In prima linea tra gli sportivi al fianco del movimento Black Lives Matter, volto della nuova generazione emergente di tenniste, ma anche grande fan di Kobe Bryant. Dopo la vittoria nella finale degli Us Open a New York, Naomi Osaka ha voluto festeggiare proprio indossando la canotta dei Los Angeles Lakers con il numero 8. Su Twitter ha postato la foto di lei con la maglia per Kobe e la coppa al centro del campo: “Ho indossato questa maglia ogni giorno dopo le mie partite. Penso davvero che mi abbia dato forza. Sempre”, è la dedica della campionessa giapponese al campione di basket morto lo scorso 26 gennaio in un incidente in elicottero.
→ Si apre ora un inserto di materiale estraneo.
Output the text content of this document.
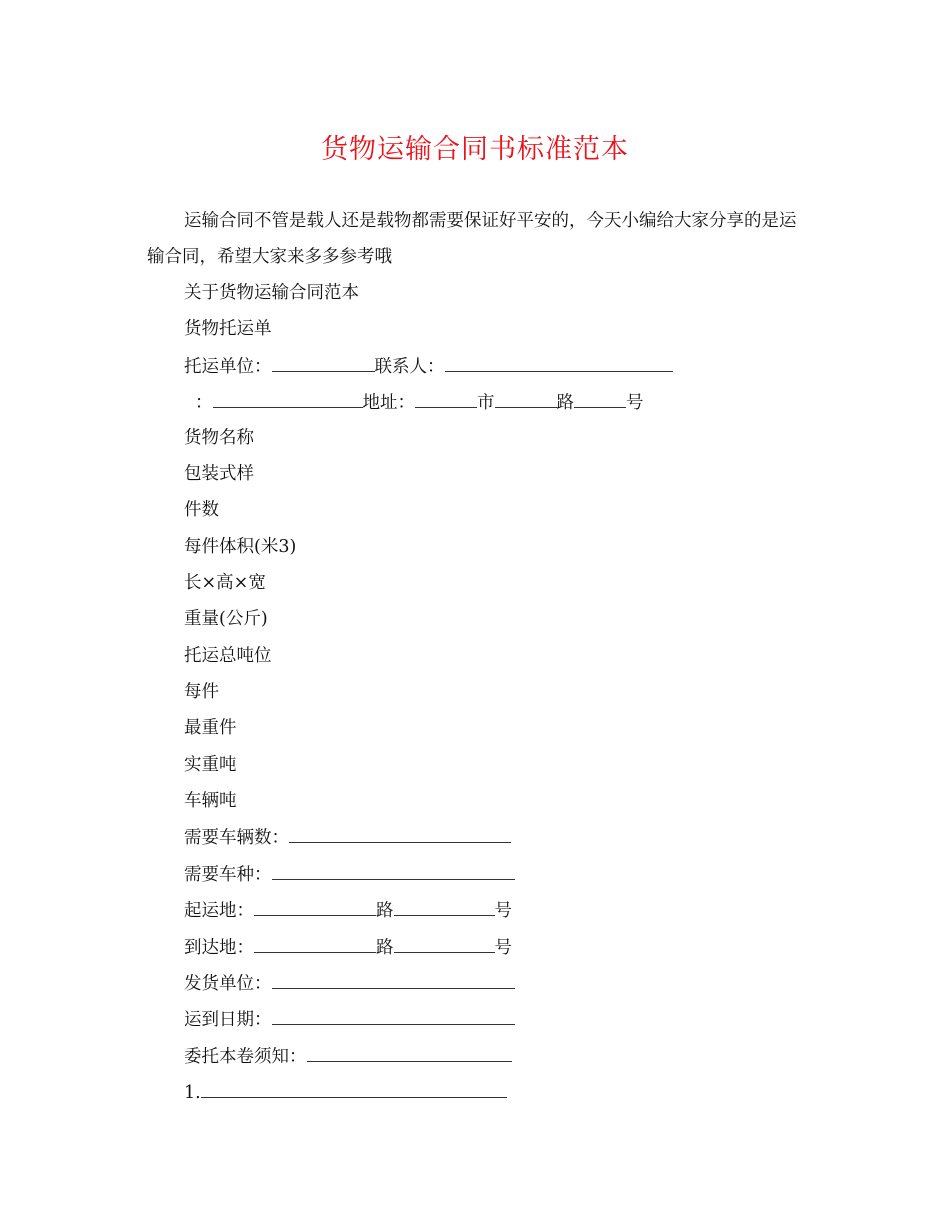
货物运输合同书标准范本

运输合同不管是载人还是载物都需要保证好平安的，今天小编给大家分享的是运输合同，希望大家来多多参考哦

关于货物运输合同范本

货物托运单

托运单位：	联系人：

：	地址：	市	路	号

货物名称

包装式样

件数

每件体积(米3)

长×高×宽

重量(公斤)

托运总吨位

每件

最重件

实重吨

车辆吨

需要车辆数：

需要车种：

起运地：	路	号

到达地：	路	号

发货单位：

运到日期：

委托本卷须知：

1.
Osaka ha vinto per la seconda volta gli Us Open femminili di tennis. La giapponese, numero 9 del mondo e 4 del seeding, ha battuto la bielorussa Viktoria Azarenka in tre set con il punteggio di 1-6, 6-3, 6-3 in 1 ora e 54 minuti. Per la Osaka è la terza vittoria in un torneo del Grande Slam, dopo gli US Open 2018 e gli Australian Open 2019. “Nel primo set ero molto nervosa, non riuscivo a muovere i piedi. Era chiaro che non stessi giocando al 100%. Pensavo che sarebbe stato bello se fossi almeno riuscita a giocare al 70%”, ha commentato dopo il match Osaka. “Nel secondo, andare subito sotto di un break non mi ha aiutato, Ho pensato che dovevo essere positiva, che almeno dovevo fargliela sudare la partita”, ha spiegato ancora la campionessa giapponese.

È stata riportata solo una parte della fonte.